Tunable absorption spectrum splitting in a pulse-driven three-level system

TL;DR

This paper demonstrates how periodic pulse sequences can be used to control and modulate the absorption spectrum of a three-level quantum system, enabling tunable spectral features with minimal dependence on pulse carrier frequency.

Contribution

It introduces a method to modulate the absorption spectrum of a three-level system using periodic pulses, revealing tunable spectral splitting similar to Autler-Townes doublets.

Findings

Absorption spectrum shows Autler-Townes doublet with inter-pulse delay control.

Spectrum is largely independent of pulse carrier frequency.

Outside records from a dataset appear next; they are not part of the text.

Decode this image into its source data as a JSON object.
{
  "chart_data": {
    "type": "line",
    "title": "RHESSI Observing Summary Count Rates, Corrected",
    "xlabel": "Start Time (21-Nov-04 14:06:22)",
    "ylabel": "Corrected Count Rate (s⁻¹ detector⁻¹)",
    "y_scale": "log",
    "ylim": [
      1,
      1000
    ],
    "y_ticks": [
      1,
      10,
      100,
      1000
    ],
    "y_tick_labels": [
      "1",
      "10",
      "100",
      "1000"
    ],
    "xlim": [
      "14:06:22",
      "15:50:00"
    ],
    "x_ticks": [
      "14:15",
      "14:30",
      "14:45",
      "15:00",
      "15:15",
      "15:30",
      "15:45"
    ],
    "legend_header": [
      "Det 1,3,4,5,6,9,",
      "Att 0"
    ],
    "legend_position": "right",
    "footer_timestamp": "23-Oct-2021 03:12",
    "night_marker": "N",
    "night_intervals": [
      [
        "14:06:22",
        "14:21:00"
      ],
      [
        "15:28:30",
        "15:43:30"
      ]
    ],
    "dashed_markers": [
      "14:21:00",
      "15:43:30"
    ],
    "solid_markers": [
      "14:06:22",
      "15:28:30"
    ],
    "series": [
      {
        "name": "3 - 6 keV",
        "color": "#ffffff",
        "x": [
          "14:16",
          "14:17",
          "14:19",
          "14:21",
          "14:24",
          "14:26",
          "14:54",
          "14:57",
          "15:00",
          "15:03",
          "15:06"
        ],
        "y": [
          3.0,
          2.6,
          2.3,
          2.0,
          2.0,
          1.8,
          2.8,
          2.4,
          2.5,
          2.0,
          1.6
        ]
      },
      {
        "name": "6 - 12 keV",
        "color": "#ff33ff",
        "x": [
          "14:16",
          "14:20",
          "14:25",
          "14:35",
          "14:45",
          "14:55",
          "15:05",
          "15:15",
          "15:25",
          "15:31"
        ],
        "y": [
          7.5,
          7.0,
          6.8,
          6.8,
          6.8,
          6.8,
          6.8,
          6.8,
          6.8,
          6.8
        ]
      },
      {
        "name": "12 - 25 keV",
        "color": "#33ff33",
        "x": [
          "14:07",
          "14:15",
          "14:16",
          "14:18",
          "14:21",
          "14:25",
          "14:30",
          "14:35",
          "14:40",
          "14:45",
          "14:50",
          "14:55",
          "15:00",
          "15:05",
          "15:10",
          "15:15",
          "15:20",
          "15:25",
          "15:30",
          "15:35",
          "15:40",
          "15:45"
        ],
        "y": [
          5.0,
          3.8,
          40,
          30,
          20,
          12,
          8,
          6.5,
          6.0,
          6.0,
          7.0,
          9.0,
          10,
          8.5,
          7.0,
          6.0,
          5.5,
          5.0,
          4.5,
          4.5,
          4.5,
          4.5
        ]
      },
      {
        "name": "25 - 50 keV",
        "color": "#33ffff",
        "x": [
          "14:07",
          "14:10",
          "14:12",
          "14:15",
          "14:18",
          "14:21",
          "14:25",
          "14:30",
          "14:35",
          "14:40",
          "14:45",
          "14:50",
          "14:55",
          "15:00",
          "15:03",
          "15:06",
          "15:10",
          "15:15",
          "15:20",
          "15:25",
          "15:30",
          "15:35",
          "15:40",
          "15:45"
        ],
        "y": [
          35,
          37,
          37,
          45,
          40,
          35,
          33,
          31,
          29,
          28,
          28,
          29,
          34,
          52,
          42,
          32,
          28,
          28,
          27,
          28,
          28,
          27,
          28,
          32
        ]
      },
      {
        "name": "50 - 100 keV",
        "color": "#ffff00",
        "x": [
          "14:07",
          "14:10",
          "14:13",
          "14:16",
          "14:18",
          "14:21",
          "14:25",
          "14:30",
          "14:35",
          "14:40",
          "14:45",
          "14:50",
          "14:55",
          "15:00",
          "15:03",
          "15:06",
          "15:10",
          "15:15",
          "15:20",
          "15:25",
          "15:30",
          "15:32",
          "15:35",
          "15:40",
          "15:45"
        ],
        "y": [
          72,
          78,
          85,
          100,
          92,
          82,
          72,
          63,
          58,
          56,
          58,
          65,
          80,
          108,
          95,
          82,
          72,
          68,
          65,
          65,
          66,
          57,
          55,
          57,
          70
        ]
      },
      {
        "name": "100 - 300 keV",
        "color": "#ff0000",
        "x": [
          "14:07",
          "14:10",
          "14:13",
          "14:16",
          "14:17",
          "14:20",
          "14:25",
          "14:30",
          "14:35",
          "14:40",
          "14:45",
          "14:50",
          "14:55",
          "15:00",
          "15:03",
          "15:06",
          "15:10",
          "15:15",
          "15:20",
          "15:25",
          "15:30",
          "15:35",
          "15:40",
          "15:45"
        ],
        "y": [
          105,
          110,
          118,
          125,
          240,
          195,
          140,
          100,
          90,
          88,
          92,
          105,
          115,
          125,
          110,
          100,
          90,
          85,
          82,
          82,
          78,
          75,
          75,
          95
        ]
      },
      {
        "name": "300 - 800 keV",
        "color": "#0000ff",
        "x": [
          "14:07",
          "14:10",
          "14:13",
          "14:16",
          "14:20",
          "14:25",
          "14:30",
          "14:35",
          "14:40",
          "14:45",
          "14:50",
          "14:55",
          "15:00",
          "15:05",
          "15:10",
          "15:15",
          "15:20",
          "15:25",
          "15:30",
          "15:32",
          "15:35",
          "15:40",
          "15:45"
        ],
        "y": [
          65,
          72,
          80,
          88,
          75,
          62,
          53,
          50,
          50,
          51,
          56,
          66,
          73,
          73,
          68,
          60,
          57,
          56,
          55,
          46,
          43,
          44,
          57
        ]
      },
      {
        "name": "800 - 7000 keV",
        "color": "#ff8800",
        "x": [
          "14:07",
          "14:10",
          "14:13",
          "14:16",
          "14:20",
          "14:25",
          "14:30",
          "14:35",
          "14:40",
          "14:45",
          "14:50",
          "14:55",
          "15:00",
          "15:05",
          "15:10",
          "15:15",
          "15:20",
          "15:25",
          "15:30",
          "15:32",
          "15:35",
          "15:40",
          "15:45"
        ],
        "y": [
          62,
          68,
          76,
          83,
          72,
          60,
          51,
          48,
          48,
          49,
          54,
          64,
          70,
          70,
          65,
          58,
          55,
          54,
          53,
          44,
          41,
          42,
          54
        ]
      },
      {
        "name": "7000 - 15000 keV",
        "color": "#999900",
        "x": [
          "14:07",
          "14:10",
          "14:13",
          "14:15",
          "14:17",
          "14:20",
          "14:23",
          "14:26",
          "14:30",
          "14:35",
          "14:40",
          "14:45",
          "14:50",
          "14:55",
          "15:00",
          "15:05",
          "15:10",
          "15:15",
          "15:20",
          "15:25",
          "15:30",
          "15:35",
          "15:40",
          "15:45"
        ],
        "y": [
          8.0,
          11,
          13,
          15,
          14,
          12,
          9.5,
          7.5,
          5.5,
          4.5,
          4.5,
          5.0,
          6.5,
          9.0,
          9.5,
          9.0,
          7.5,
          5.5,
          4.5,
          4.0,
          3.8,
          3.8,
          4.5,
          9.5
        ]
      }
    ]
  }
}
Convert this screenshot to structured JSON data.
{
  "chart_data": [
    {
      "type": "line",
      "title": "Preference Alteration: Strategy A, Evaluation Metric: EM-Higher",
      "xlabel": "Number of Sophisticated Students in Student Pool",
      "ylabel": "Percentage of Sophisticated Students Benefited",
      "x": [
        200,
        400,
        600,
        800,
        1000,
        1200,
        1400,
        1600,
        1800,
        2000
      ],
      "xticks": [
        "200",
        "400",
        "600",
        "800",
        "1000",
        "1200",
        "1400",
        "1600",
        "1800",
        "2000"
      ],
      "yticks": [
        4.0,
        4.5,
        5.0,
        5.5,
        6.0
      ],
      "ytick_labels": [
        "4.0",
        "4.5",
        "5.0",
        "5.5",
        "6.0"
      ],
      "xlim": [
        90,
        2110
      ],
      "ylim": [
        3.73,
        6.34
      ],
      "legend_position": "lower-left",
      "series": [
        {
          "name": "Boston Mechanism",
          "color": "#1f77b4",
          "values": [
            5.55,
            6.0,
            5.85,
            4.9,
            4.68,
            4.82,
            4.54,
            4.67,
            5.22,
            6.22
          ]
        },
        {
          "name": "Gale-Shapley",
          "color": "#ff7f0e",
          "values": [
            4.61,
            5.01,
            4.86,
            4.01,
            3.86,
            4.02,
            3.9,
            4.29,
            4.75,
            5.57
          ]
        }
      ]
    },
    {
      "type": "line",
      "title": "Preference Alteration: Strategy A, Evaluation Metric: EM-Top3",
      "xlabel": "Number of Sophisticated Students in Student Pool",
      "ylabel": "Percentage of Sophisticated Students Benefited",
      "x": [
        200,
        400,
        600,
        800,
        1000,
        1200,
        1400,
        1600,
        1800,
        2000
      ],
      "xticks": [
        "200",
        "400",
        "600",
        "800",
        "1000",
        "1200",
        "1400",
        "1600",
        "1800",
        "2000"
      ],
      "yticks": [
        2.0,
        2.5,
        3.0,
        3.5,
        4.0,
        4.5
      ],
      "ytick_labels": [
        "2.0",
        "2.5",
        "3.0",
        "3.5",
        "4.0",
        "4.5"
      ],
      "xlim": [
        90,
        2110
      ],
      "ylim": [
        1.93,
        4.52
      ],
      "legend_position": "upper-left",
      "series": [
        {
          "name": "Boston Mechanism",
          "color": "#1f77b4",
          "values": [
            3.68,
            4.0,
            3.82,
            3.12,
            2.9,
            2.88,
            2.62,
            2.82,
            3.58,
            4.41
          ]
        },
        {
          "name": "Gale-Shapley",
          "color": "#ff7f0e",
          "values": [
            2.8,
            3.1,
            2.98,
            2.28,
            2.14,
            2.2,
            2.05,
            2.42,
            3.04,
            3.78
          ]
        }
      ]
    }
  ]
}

Pulse-driven control enables spectral modulation in three-level systems.

Abstract

When a two-level system is driven on resonance by a strong incident field, its emission spectrum is characterized by the well-known Mollow triplet. If the absorption from the excited state, in this continuously driven two-level system, to a third, higher energy level, is probed by a weak field, the resulting absorption spectrum features the Autler-Townes doublet with two peaks separated by the Rabi frequency of the strong driving field. It has been shown that when the two-level system is instead driven by a periodic pulse sequence, the emission spectrum obtained has similarities with the Mollow triplet even though the system is only driven during the short application time of the pulses and is allowed to evolve freely between pulses. Here, we evaluate the absorption spectrum of the three-level system in the ladder/cascade configuration when the bottom two levels are driven by a periodic pulse sequence while the transition between the middle and the highest level is probed by a weak field. The absorption spectrum displays similarities with the Autler-Townes doublet with frequency separation between the main peaks defined by the inter-pulse delay. In addition, this spectrum shows little dependence on the pulse carrier frequency. These results demonstrate the capacity to modulate the absorption spectrum of a three-level system with experimentally achievable pulse protocols.